For many people, credit cards are a convenience that allows them easy purchasing and access to valuable rewards programs. For others, however, credit cards pave the road to crushing consumer debt.
Unfortunately, credit card companies themselves often do little to help consumers use their cards responsibly. Once a person misses a payment or two, high interest rates and late fees kick in, making it more difficult for the consumer to get out of debt. In this way, people using credit cards to cover one-time or seasonal expenses can find themselves permanently trapped in a cycle of debt.

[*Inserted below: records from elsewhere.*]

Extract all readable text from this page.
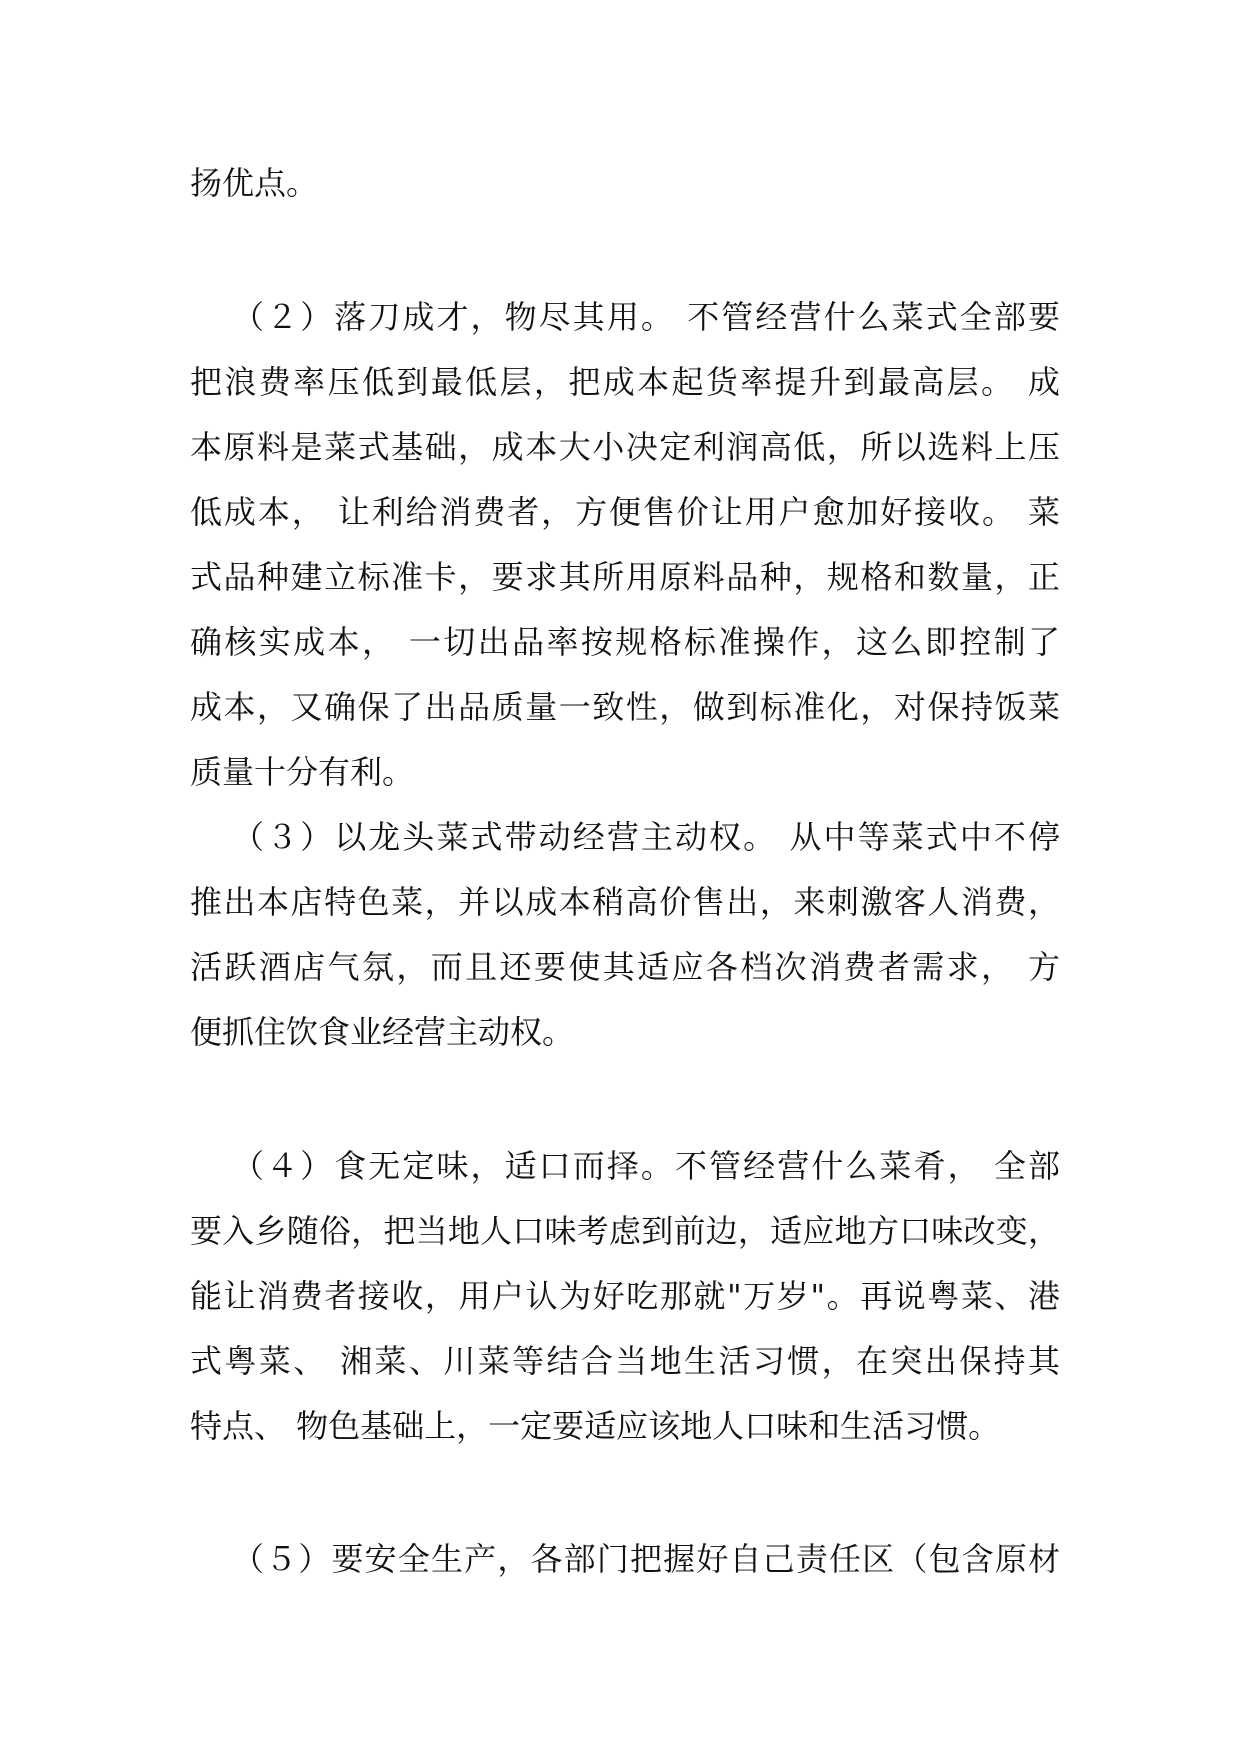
扬优点。
（２）落刀成才，物尽其用。 不管经营什么菜式全部要
把浪费率压低到最低层，把成本起货率提升到最高层。 成
本原料是菜式基础，成本大小决定利润高低，所以选料上压
低成本， 让利给消费者，方便售价让用户愈加好接收。 菜
式品种建立标准卡，要求其所用原料品种，规格和数量，正
确核实成本， 一切出品率按规格标准操作，这么即控制了
成本，又确保了出品质量一致性，做到标准化，对保持饭菜
质量十分有利。
（３）以龙头菜式带动经营主动权。 从中等菜式中不停
推出本店特色菜，并以成本稍高价售出，来刺激客人消费，
活跃酒店气氛，而且还要使其适应各档次消费者需求， 方
便抓住饮食业经营主动权。
（４）食无定味，适口而择。不管经营什么菜肴， 全部
要入乡随俗，把当地人口味考虑到前边，适应地方口味改变，
能让消费者接收，用户认为好吃那就"万岁"。再说粤菜、港
式粤菜、 湘菜、川菜等结合当地生活习惯，在突出保持其
特点、 物色基础上，一定要适应该地人口味和生活习惯。
（５）要安全生产，各部门把握好自己责任区（包含原材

Increasingly, however, major credit card companies are no longer the only players in the credit card game. According to a recent report, retail cards are on the rise all over America, particularly here in Washington.

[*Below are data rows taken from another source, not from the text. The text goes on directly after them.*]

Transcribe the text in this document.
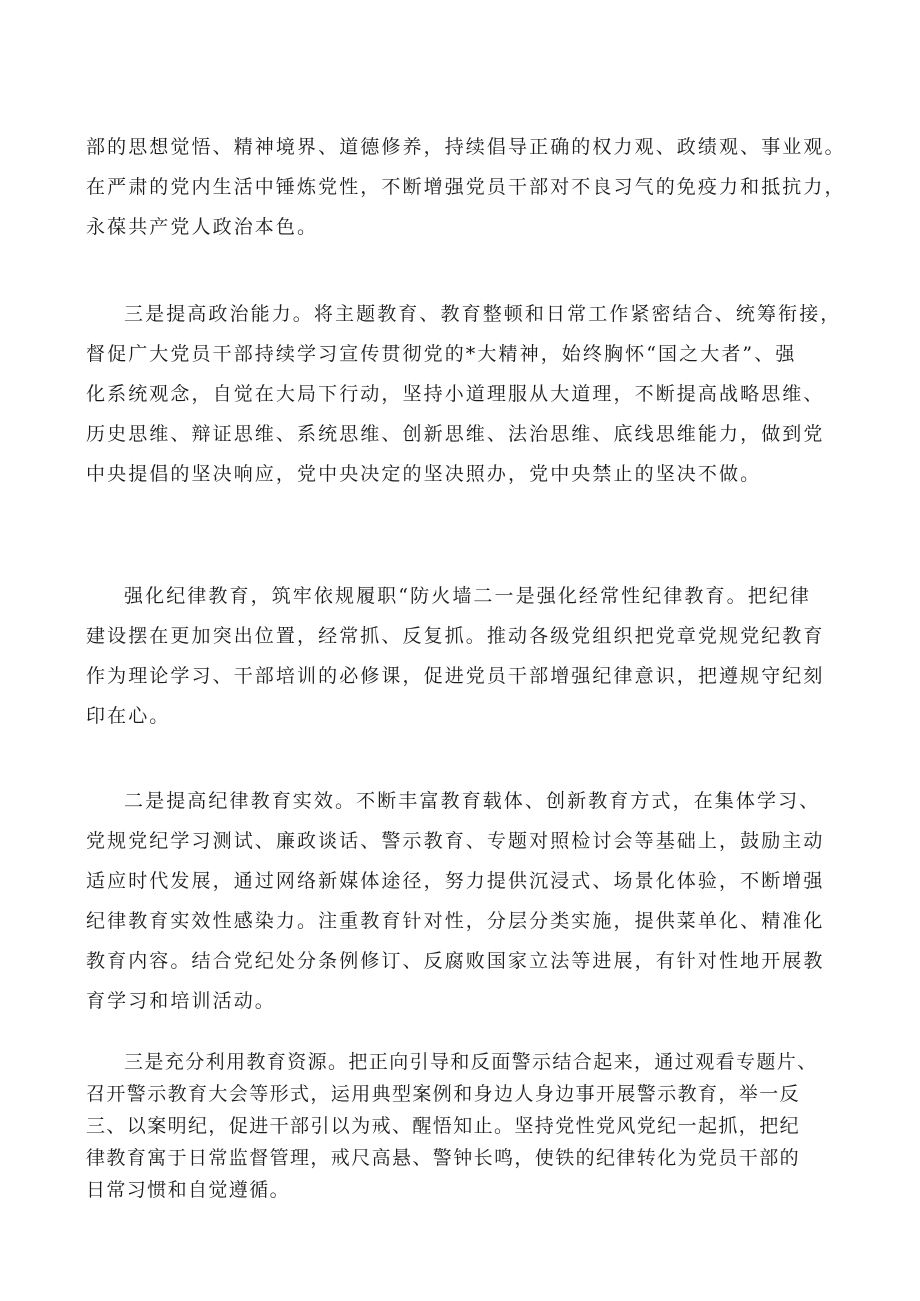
部的思想觉悟、精神境界、道德修养，持续倡导正确的权力观、政绩观、事业观。
在严肃的党内生活中锤炼党性，不断增强党员干部对不良习气的免疫力和抵抗力，
永葆共产党人政治本色。

三是提高政治能力。将主题教育、教育整顿和日常工作紧密结合、统筹衔接，
督促广大党员干部持续学习宣传贯彻党的*大精神，始终胸怀“国之大者”、强
化系统观念，自觉在大局下行动，坚持小道理服从大道理，不断提高战略思维、
历史思维、辩证思维、系统思维、创新思维、法治思维、底线思维能力，做到党
中央提倡的坚决响应，党中央决定的坚决照办，党中央禁止的坚决不做。

强化纪律教育，筑牢依规履职“防火墙二一是强化经常性纪律教育。把纪律
建设摆在更加突出位置，经常抓、反复抓。推动各级党组织把党章党规党纪教育
作为理论学习、干部培训的必修课，促进党员干部增强纪律意识，把遵规守纪刻
印在心。

二是提高纪律教育实效。不断丰富教育载体、创新教育方式，在集体学习、
党规党纪学习测试、廉政谈话、警示教育、专题对照检讨会等基础上，鼓励主动
适应时代发展，通过网络新媒体途径，努力提供沉浸式、场景化体验，不断增强
纪律教育实效性感染力。注重教育针对性，分层分类实施，提供菜单化、精准化
教育内容。结合党纪处分条例修订、反腐败国家立法等进展，有针对性地开展教
育学习和培训活动。

三是充分利用教育资源。把正向引导和反面警示结合起来，通过观看专题片、
召开警示教育大会等形式，运用典型案例和身边人身边事开展警示教育，举一反
三、以案明纪，促进干部引以为戒、醒悟知止。坚持党性党风党纪一起抓，把纪
律教育寓于日常监督管理，戒尺高悬、警钟长鸣，使铁的纪律转化为党员干部的
日常习惯和自觉遵循。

Retail cards are credit cards created and offered through retail establishments, such as Wal-Mart. Often, they are accompanied by attractive offers for free store credit upon signing up, as well as rewards points to spend towards purchases in the store. In effect, however, they operate very similarly to other credit cards.
With the holiday season approaching, these types of cards appear to be on the rise in America. While both bankcards and retail cards took a dive following the 2008 recession, retail cards bounced back much more quickly; they now stand at 89 percent of their previous levels. This is particularly clear in the region around Salem, Washington, which was identified as a hotspot of retail card activity.

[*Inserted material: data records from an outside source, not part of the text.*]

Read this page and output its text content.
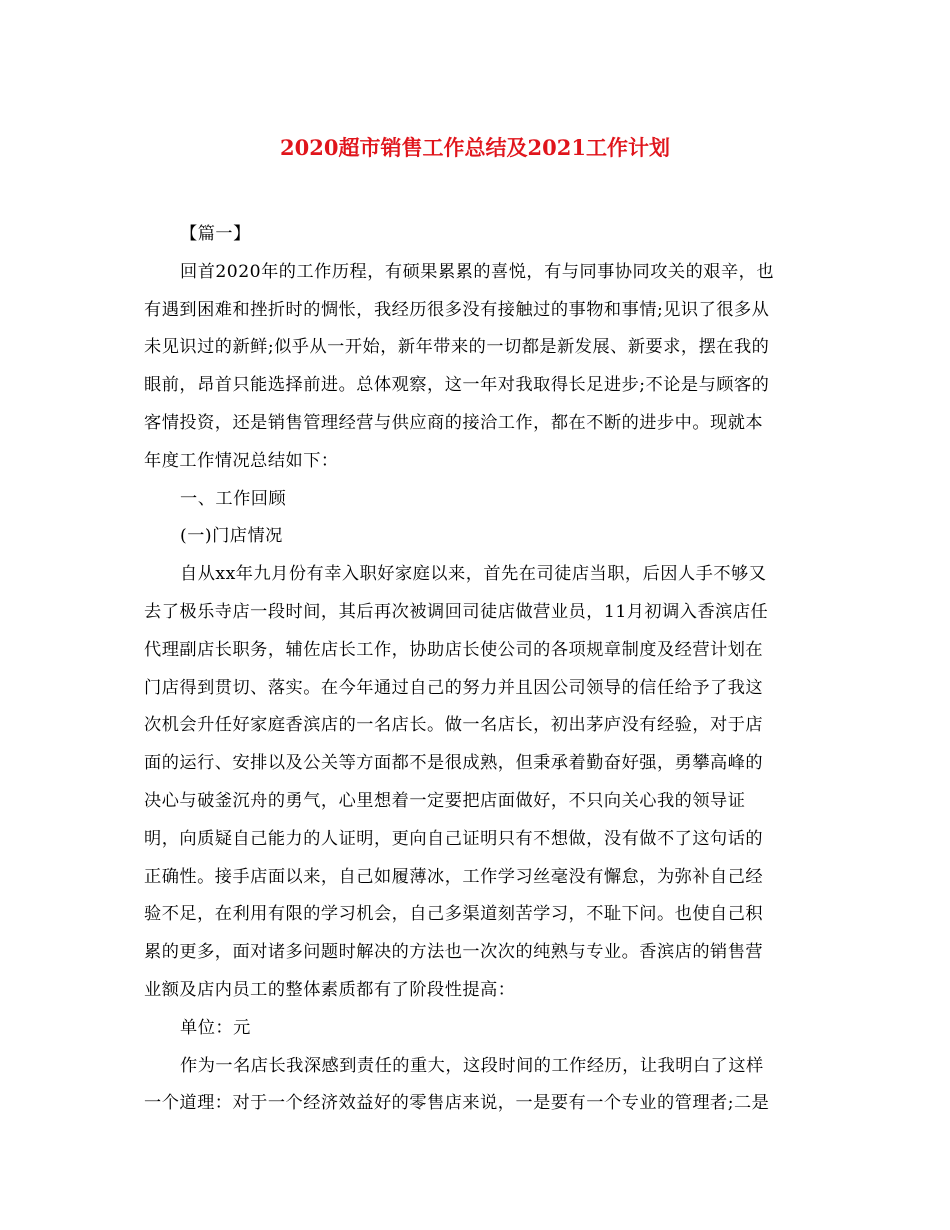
2020超市销售工作总结及2021工作计划
【篇一】
回首2020年的工作历程，有硕果累累的喜悦，有与同事协同攻关的艰辛，也
有遇到困难和挫折时的惆怅，我经历很多没有接触过的事物和事情;见识了很多从
未见识过的新鲜;似乎从一开始，新年带来的一切都是新发展、新要求，摆在我的
眼前，昂首只能选择前进。总体观察，这一年对我取得长足进步;不论是与顾客的
客情投资，还是销售管理经营与供应商的接洽工作，都在不断的进步中。现就本
年度工作情况总结如下：
一、工作回顾
(一)门店情况
自从xx年九月份有幸入职好家庭以来，首先在司徒店当职，后因人手不够又
去了极乐寺店一段时间，其后再次被调回司徒店做营业员，11月初调入香滨店任
代理副店长职务，辅佐店长工作，协助店长使公司的各项规章制度及经营计划在
门店得到贯切、落实。在今年通过自己的努力并且因公司领导的信任给予了我这
次机会升任好家庭香滨店的一名店长。做一名店长，初出茅庐没有经验，对于店
面的运行、安排以及公关等方面都不是很成熟，但秉承着勤奋好强，勇攀高峰的
决心与破釜沉舟的勇气，心里想着一定要把店面做好，不只向关心我的领导证
明，向质疑自己能力的人证明，更向自己证明只有不想做，没有做不了这句话的
正确性。接手店面以来，自己如履薄冰，工作学习丝毫没有懈怠，为弥补自己经
验不足，在利用有限的学习机会，自己多渠道刻苦学习，不耻下问。也使自己积
累的更多，面对诸多问题时解决的方法也一次次的纯熟与专业。香滨店的销售营
业额及店内员工的整体素质都有了阶段性提高：
单位：元
作为一名店长我深感到责任的重大，这段时间的工作经历，让我明白了这样
一个道理：对于一个经济效益好的零售店来说，一是要有一个专业的管理者;二是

While these cards could be a sign of improved consumer confidence, experts note that overall credit card debt has not gone down in recent years, suggesting that many peoples’ economic position has not greatly improved. Experts caution against overspending and carrying a credit card balance, as this can quickly lead to heavy debt.
Being in debt is a difficult position for one to be in. For many, paying down one’s credit card balance may be impossible, especially if the problems are exacerbated by a persistent unemployment. In these cases, consumers facing credit card debt often look to Chapter 7 or Chapter 13 personal Bankruptcy as a way to start anew.